Long-term follow-up of CD19 chimeric antigen receptor T cell therapy in acute lymphoblastic leukemia patients relapsed after allogeneic hematopoietic stem cell transplantation.

Relapse after allogeneic hematopoietic stem cell transplantation (allo-HSCT) in patients with B-cell acute lymphoblastic leukemia (B-ALL) is associated with a poor prognosis. Although CD19 chimeric antigen receptor T (CAR-T) cell therapy has shown promise in this population, its long-term efficacy and safety remain unclear.

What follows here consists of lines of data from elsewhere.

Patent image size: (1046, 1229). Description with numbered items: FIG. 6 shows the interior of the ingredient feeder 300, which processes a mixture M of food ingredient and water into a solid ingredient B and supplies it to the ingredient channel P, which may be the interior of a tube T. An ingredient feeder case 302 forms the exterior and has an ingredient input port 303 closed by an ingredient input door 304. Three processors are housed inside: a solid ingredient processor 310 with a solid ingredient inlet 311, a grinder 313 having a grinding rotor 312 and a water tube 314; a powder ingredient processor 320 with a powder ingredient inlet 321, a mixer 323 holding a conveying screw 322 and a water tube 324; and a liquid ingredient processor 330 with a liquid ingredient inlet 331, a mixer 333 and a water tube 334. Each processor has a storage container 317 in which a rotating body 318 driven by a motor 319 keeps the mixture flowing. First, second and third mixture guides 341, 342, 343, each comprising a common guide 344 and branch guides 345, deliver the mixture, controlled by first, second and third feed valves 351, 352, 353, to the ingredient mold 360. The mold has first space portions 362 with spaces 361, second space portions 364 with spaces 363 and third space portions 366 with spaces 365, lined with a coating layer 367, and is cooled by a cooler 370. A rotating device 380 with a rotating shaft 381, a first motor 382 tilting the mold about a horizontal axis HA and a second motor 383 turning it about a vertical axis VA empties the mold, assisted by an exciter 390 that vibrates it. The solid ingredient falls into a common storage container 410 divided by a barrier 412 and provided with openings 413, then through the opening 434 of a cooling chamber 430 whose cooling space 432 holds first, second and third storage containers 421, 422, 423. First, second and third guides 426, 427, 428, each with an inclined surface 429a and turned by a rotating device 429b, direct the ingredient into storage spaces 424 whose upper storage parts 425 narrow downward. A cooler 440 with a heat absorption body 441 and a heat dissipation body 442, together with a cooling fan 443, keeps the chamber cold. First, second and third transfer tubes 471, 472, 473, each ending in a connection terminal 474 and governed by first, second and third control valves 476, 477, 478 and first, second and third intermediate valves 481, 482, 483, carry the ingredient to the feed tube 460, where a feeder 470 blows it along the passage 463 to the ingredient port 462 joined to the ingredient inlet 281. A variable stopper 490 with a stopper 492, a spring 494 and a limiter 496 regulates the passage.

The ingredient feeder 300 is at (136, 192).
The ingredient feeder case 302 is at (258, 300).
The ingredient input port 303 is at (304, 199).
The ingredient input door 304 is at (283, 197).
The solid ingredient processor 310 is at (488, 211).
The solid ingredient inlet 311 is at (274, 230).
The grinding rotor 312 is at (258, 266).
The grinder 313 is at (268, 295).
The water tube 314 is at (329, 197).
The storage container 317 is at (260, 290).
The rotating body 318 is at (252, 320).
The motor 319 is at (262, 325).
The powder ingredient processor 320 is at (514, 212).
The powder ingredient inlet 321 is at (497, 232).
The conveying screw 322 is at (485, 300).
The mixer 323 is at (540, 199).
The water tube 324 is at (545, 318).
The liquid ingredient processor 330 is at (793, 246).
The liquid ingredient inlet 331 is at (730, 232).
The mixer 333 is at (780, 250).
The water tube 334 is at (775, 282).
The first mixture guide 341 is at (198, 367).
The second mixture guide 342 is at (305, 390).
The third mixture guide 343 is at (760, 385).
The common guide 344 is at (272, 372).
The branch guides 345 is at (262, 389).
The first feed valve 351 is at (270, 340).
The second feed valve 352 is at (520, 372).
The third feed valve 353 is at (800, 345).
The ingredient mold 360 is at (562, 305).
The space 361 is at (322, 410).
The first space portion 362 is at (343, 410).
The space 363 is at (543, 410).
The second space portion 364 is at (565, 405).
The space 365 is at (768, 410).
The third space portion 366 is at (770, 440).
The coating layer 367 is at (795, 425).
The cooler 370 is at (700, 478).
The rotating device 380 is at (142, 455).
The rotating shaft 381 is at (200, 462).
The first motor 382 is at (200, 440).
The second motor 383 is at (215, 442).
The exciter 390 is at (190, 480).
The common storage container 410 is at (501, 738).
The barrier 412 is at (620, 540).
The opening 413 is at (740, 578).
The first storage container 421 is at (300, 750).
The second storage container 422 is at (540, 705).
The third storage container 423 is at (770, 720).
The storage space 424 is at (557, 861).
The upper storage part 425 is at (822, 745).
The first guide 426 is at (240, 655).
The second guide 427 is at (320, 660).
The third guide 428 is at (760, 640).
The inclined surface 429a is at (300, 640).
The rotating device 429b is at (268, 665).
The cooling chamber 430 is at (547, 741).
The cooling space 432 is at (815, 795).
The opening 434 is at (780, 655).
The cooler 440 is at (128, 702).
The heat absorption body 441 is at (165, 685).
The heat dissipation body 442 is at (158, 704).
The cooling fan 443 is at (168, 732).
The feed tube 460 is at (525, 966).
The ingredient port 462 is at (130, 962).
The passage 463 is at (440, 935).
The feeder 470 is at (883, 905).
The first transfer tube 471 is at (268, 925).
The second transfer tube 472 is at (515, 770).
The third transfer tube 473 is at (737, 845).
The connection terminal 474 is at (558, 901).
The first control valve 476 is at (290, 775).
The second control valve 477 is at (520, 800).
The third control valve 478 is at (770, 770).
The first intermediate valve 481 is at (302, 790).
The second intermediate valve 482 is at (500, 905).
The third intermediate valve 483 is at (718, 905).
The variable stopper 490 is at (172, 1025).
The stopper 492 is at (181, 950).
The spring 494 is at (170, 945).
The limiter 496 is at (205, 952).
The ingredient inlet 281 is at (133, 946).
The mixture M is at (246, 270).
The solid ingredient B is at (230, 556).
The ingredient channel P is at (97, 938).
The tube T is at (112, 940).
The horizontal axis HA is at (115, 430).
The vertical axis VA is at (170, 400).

To address this, we conducted a retrospective multicenter study to evaluate the long-term survival outcomes of autologous and allogeneic CD19 CAR-T cell therapies in 55 B-ALL patients who relapsed after allo-HSCT. Following CAR-T cell infusion, 37 patients (67.3%) achieved complete remission (CR). The 3-year leukemia-free survival rate among CR patients was 37.8%. The 3-year overall survival rate for both CR and non-remission patients was 36.2%. Cytokine release syndrome was the most common adverse event, occurring in 74.5% of patients. No significant differences in efficacy or safety were found between autologous and allogeneic CAR-T cell groups (all P > 0.05). This study demonstrates the promising 3-year survival and safety profile of both autologous and allogeneic CD19 CAR-T cell therapies, and further supports CD19 CAR-T cell therapy as a valuable treatment for patients with relapsed B-ALL after allo-HSCT.